BY TRISH STACHELSKI
On July 15, I attended the Women for the River’s Rally at Shell River Campground in Shell City in Wadena County, Minn., where Winona LaDuke and her organization Honor the Earth have been camped since the beginning of summer. All people were invited to participate in a peaceful rally/ceremony at the campsite to stop the Canadian multinational company Enbridge from continuing construction of the Line 3 pipeline. Enbridge wants the pipeline to go under the Shell River and potentially cross the river five times. The company has already cut down miles of forest in preparation for laying the pipeline. Much has been written about the dangers of the tar sands pollution and the risk it poses. We already have evidence of the effect of the pipeline spills; we already know they leak. Even more egregious, the pipeline was approved without the Army Corps of Engineers doing a proper environmental impact statement (stopline3.org).
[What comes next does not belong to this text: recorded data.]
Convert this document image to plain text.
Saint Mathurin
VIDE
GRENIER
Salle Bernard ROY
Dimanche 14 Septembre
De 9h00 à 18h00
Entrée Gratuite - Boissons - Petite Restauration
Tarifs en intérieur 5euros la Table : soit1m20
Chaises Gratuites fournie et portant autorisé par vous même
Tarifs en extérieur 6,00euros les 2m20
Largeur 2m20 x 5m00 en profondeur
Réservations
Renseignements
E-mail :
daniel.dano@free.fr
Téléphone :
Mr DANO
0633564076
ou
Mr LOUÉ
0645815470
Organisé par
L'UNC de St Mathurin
I saw the meandering, pristine Shell River where endangered mussels still live. Due to the drought, the water level is low, but it is clear. I listened to the speakers from the many camps set up by Anishinaabe Water Protectors. I saw the youth on horseback ride through the river and the canoeists paddle to the rally/ceremony on the bank of the river. I heard the drums and songs of the Anishinaabe. I saw the police officers positioned on the easement. It was a peaceful protest. That day, five water protectors were arrested for trespassing on Enbridge property.
In the pamphlet written by Winona LaDuke, “Welcome to the 1855 Treaty Territory,” LaDuke summarizes the threat of the pipeline:
“The proposed Line 3 crosses eight major rivers more than once which include the total of 67 watersheds: creeks, streams and wild rice watersheds in the 1855 Treaty territory – from the Clearwater to the Mississippi putting wild rice, fish, clams and life at risk … “
In addition to polluting our drinking water and destroying forestland and animal life, the pipelines threaten the waterways where wild rice grows. Wild rice is an important part of the Anishinaabe culture and economy.
In 1999, the U.S. government reaffirmed the treaty rights for gathering wild rice:
“Treaty resource agreements have been negotiated with Michigan, Wisconsin, and Minnesota after federal court orders which recognized the off-reservation treaty right of the Anishinaabe, most recently the 1999 Mille Lacs decision.” (1885 TreatyAuthority.org as quoted by Winona LaDuke in “Welcome to the 1855 Treaty Territory.”)
The Anishinaabe are fighting for the protection of the water and the land. This is all our fight. We need to honor the treaties and listen to the Anishinaabe. It would be a first step towards saving the Earth.